In Europe was the best-selling book by a Dutch author in the Netherlands in 2004, having sold over 500,000 copies. The British reviews were generally enthusiastic; although, for the professional historian or political scientist, the book has little to offer: "In Europe hardly breaks new ground historically" wrote Martin Woollacott in an otherwise positive review in The Guardian.

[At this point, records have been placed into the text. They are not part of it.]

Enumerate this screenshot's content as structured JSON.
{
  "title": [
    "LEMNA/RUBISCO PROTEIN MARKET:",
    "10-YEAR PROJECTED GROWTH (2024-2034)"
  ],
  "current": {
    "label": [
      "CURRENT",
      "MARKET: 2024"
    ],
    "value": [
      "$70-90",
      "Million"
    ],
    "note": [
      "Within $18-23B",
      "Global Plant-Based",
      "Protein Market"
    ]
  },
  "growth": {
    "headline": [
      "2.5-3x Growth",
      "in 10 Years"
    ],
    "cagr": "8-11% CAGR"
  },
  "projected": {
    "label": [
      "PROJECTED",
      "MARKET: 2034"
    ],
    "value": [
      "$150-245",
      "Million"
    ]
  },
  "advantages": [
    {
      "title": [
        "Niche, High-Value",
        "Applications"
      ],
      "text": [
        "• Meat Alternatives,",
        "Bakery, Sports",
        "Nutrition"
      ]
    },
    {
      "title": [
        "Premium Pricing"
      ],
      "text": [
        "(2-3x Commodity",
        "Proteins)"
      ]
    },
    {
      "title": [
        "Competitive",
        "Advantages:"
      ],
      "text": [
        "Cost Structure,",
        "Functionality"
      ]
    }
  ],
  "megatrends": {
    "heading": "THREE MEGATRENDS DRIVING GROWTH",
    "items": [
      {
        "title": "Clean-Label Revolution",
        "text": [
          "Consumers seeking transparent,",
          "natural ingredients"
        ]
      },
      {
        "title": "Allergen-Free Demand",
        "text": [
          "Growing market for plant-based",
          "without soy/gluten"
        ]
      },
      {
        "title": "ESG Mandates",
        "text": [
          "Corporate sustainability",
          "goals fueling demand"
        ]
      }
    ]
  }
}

Mak himself sees his work as journalism. In an interview with a Dutch journalism trade-journal, he said: "My approach is journalistic. My books are filled with newspaper tricks". Historians are generally cautious when it comes to judging Mak's work. Hermann von der Dunk, emeritus professor of history at Utrecht University, said about Mak: "it is well written, and historically correct, but it is not what I would call academic history. There is no analysis of historical development".

== Television ==
In the autumn of 2007, VPRO released a television adaptation of In Europe, in the form of a series spread across two seasons, 35 episodes in total, presented by Geert Mak. The series prompted some historians to point to a number of errors and comment that the makers were ill-informed about the current debates in the field of history.